Re: [PERFORM] Why the planner is not using the INDEX .

2005-07-05 Thread Bruno Wolff III
On Mon, Jul 04, 2005 at 20:29:50 -0400,
  David Gagnon <[EMAIL PROTECTED]> wrote:
> Thanks .. I miss that FK don't create indexed ...  since Primary key 
> implicitly does ...
> 
> I'm a bit surprised of that behavior thought, since it means that if we 
> delete a row from table A all tables (B,C,D) with FK pointing to this 
> table (A) must be scanned. 

But in some applications you don't ever do that, so you don't save
anything by having the index for deletes but have to pay the cost to
update it when modifying the referencing table.

If you think an index will help in your case, just create one.

---(end of broadcast)---
TIP 7: don't forget to increase your free space map settings


Re: [PERFORM] Why the planner is not using the INDEX .

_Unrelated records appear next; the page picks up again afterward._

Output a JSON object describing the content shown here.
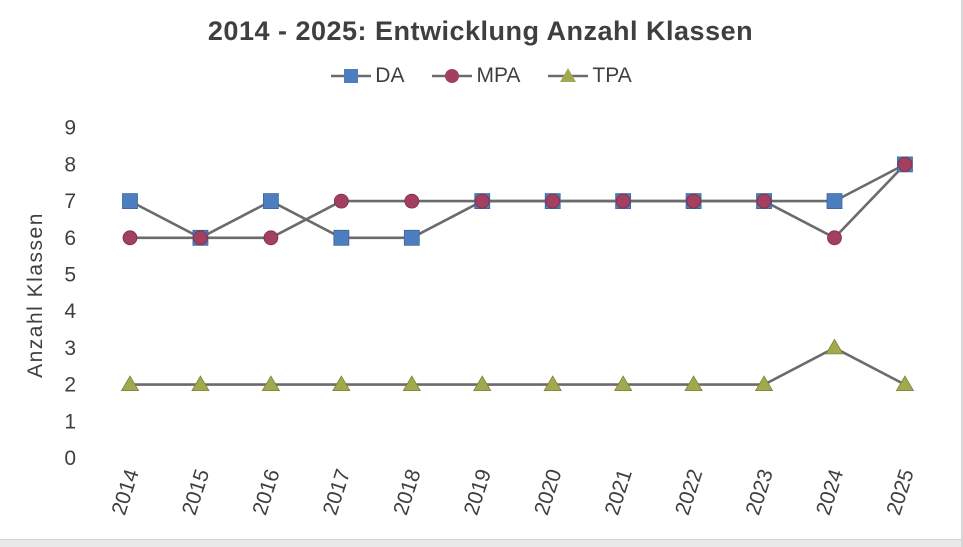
{
  "chart_data": {
    "type": "line",
    "title": "2014 - 2025: Entwicklung Anzahl Klassen",
    "ylabel": "Anzahl Klassen",
    "xlabel": "",
    "categories": [
      "2014",
      "2015",
      "2016",
      "2017",
      "2018",
      "2019",
      "2020",
      "2021",
      "2022",
      "2023",
      "2024",
      "2025"
    ],
    "series": [
      {
        "name": "DA",
        "marker": "square",
        "color": "#4d7ebf",
        "values": [
          7,
          6,
          7,
          6,
          6,
          7,
          7,
          7,
          7,
          7,
          7,
          8
        ]
      },
      {
        "name": "MPA",
        "marker": "circle",
        "color": "#a33f5f",
        "values": [
          6,
          6,
          6,
          7,
          7,
          7,
          7,
          7,
          7,
          7,
          6,
          8
        ]
      },
      {
        "name": "TPA",
        "marker": "triangle",
        "color": "#a2a84e",
        "values": [
          2,
          2,
          2,
          2,
          2,
          2,
          2,
          2,
          2,
          2,
          3,
          2
        ]
      }
    ],
    "ylim": [
      0,
      9
    ],
    "yticks": [
      0,
      1,
      2,
      3,
      4,
      5,
      6,
      7,
      8,
      9
    ],
    "line_color": "#6b6b6b",
    "text_color": "#3f3f3f",
    "grid": false,
    "legend_position": "top"
  }
}
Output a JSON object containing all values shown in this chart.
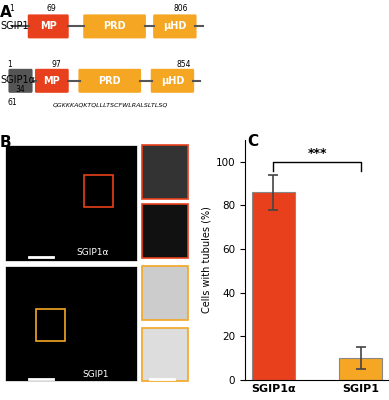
{
  "categories": [
    "SGIP1α",
    "SGIP1"
  ],
  "values": [
    86,
    10
  ],
  "errors": [
    8,
    5
  ],
  "bar_colors": [
    "#E8401C",
    "#F5A623"
  ],
  "bar_edge_colors": [
    "#888888",
    "#888888"
  ],
  "ylabel": "Cells with tubules (%)",
  "ylim": [
    0,
    110
  ],
  "yticks": [
    0,
    20,
    40,
    60,
    80,
    100
  ],
  "significance_text": "***",
  "bar_width": 0.5,
  "figsize": [
    3.89,
    4.0
  ],
  "dpi": 100,
  "panel_label_C": "C",
  "panel_label_A": "A",
  "panel_label_B": "B",
  "sgip1_label": "SGIP1",
  "sgip1a_label": "SGIP1α",
  "mp_color": "#E8401C",
  "prd_color": "#F5A623",
  "uhd_color": "#F5A623",
  "connector_color": "#888888",
  "bg_color": "#ffffff"
}
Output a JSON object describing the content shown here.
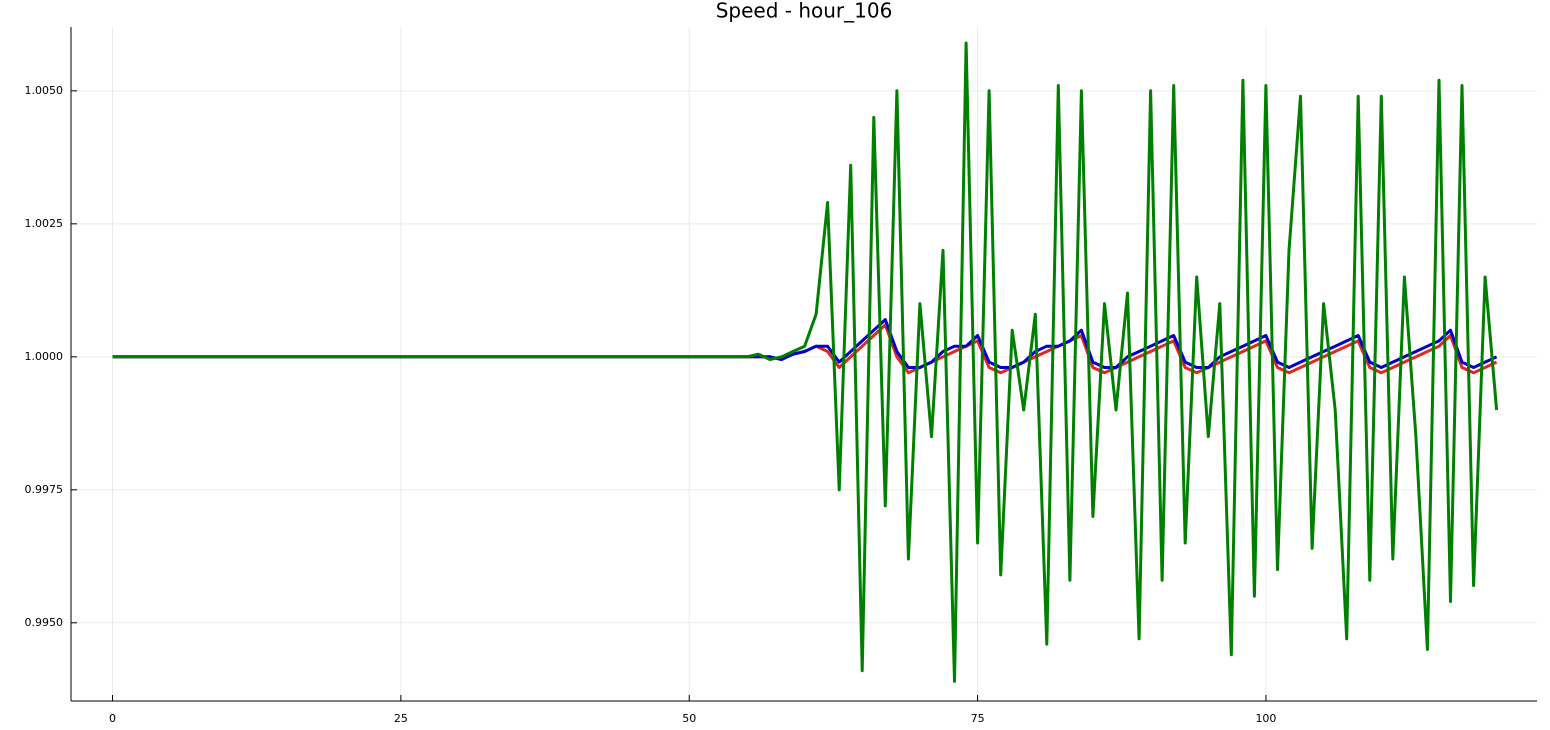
{
  "chart_data": {
    "type": "line",
    "title": "Speed - hour_106",
    "x": [
      0,
      5,
      10,
      15,
      20,
      25,
      30,
      35,
      40,
      45,
      50,
      55,
      56,
      57,
      58,
      59,
      60,
      61,
      62,
      63,
      64,
      65,
      66,
      67,
      68,
      69,
      70,
      71,
      72,
      73,
      74,
      75,
      76,
      77,
      78,
      79,
      80,
      81,
      82,
      83,
      84,
      85,
      86,
      87,
      88,
      89,
      90,
      91,
      92,
      93,
      94,
      95,
      96,
      97,
      98,
      99,
      100,
      101,
      102,
      103,
      104,
      105,
      106,
      107,
      108,
      109,
      110,
      111,
      112,
      113,
      114,
      115,
      116,
      117,
      118,
      119,
      120
    ],
    "series": [
      {
        "color": "#e0281e",
        "values": [
          1,
          1,
          1,
          1,
          1,
          1,
          1,
          1,
          1,
          1,
          1,
          1,
          1,
          1,
          0.99995,
          1.00005,
          1.0001,
          1.0002,
          1.0001,
          0.9998,
          1.0,
          1.0002,
          1.0004,
          1.0006,
          1.0,
          0.9997,
          0.9998,
          0.9999,
          1.0,
          1.0001,
          1.0002,
          1.0003,
          0.9998,
          0.9997,
          0.9998,
          0.9999,
          1.0,
          1.0001,
          1.0002,
          1.0003,
          1.0004,
          0.9998,
          0.9997,
          0.9998,
          0.9999,
          1.0,
          1.0001,
          1.0002,
          1.0003,
          0.9998,
          0.9997,
          0.9998,
          0.9999,
          1.0,
          1.0001,
          1.0002,
          1.0003,
          0.9998,
          0.9997,
          0.9998,
          0.9999,
          1.0,
          1.0001,
          1.0002,
          1.0003,
          0.9998,
          0.9997,
          0.9998,
          0.9999,
          1.0,
          1.0001,
          1.0002,
          1.0004,
          0.9998,
          0.9997,
          0.9998,
          0.9999
        ]
      },
      {
        "color": "#0000cc",
        "values": [
          1,
          1,
          1,
          1,
          1,
          1,
          1,
          1,
          1,
          1,
          1,
          1,
          1,
          1,
          0.99995,
          1.00005,
          1.0001,
          1.0002,
          1.0002,
          0.9999,
          1.0001,
          1.0003,
          1.0005,
          1.0007,
          1.0001,
          0.9998,
          0.9998,
          0.9999,
          1.0001,
          1.0002,
          1.0002,
          1.0004,
          0.9999,
          0.9998,
          0.9998,
          0.9999,
          1.0001,
          1.0002,
          1.0002,
          1.0003,
          1.0005,
          0.9999,
          0.9998,
          0.9998,
          1.0,
          1.0001,
          1.0002,
          1.0003,
          1.0004,
          0.9999,
          0.9998,
          0.9998,
          1.0,
          1.0001,
          1.0002,
          1.0003,
          1.0004,
          0.9999,
          0.9998,
          0.9999,
          1.0,
          1.0001,
          1.0002,
          1.0003,
          1.0004,
          0.9999,
          0.9998,
          0.9999,
          1.0,
          1.0001,
          1.0002,
          1.0003,
          1.0005,
          0.9999,
          0.9998,
          0.9999,
          1.0
        ]
      },
      {
        "color": "#008000",
        "values": [
          1,
          1,
          1,
          1,
          1,
          1,
          1,
          1,
          1,
          1,
          1,
          1,
          1.00005,
          0.99995,
          1.0,
          1.0001,
          1.0002,
          1.0008,
          1.0029,
          0.9975,
          1.0036,
          0.9941,
          1.0045,
          0.9972,
          1.005,
          0.9962,
          1.001,
          0.9985,
          1.002,
          0.9939,
          1.0059,
          0.9965,
          1.005,
          0.9959,
          1.0005,
          0.999,
          1.0008,
          0.9946,
          1.0051,
          0.9958,
          1.005,
          0.997,
          1.001,
          0.999,
          1.0012,
          0.9947,
          1.005,
          0.9958,
          1.0051,
          0.9965,
          1.0015,
          0.9985,
          1.001,
          0.9944,
          1.0052,
          0.9955,
          1.0051,
          0.996,
          1.002,
          1.0049,
          0.9964,
          1.001,
          0.999,
          0.9947,
          1.0049,
          0.9958,
          1.0049,
          0.9962,
          1.0015,
          0.9985,
          0.9945,
          1.0052,
          0.9954,
          1.0051,
          0.9957,
          1.0015,
          0.999
        ]
      }
    ],
    "xlim": [
      -3.6,
      123.5
    ],
    "xticks": [
      0,
      25,
      50,
      75,
      100
    ],
    "ylim": [
      0.99353,
      1.0062
    ],
    "yticks": [
      {
        "value": 0.995,
        "label": "0.9950"
      },
      {
        "value": 0.9975,
        "label": "0.9975"
      },
      {
        "value": 1.0,
        "label": "1.0000"
      },
      {
        "value": 1.0025,
        "label": "1.0025"
      },
      {
        "value": 1.005,
        "label": "1.0050"
      }
    ],
    "grid": true
  }
}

2005-07-05 Thread Stephan Szabo
On Mon, 4 Jul 2005, David Gagnon wrote:

> Thanks .. I miss that FK don't create indexed ...  since Primary key
> implicitly does ...
>
> I'm a bit surprised of that behavior thought, since it means that if we
> delete a row from table A all tables (B,C,D) with FK pointing to this
> table (A) must be scanned.
> If there is no index on those tables it means we gone do all Sequantial
> scans. Than can cause significant performance problem!!!.
>
> Is there a reason why implicit index aren't created when FK are
> declared.  I looked into the documentation and I haven't found a way to

The reason is that it's not always useful to have an index for that
purpose.  You could either have low selectivity (in which case the index
wouldn't be used) or low/batch changes to the referenced table (in which
case the cost of maintaining the index may be greater than the value of
having the index) or other such cases.  In primary key and unique, we
currently have no choice but to make an index because that's how the
constraint is currently implemented.

> tell postgresql to automatically create an index when creating la FK.
> Does it means I need to manage it EXPLICITLY with create index statement
> ?

Yeah.

>Is there another way ?

Not that I can think of without changing the source.

---(end of broadcast)---
TIP 6: Have you searched our list archives?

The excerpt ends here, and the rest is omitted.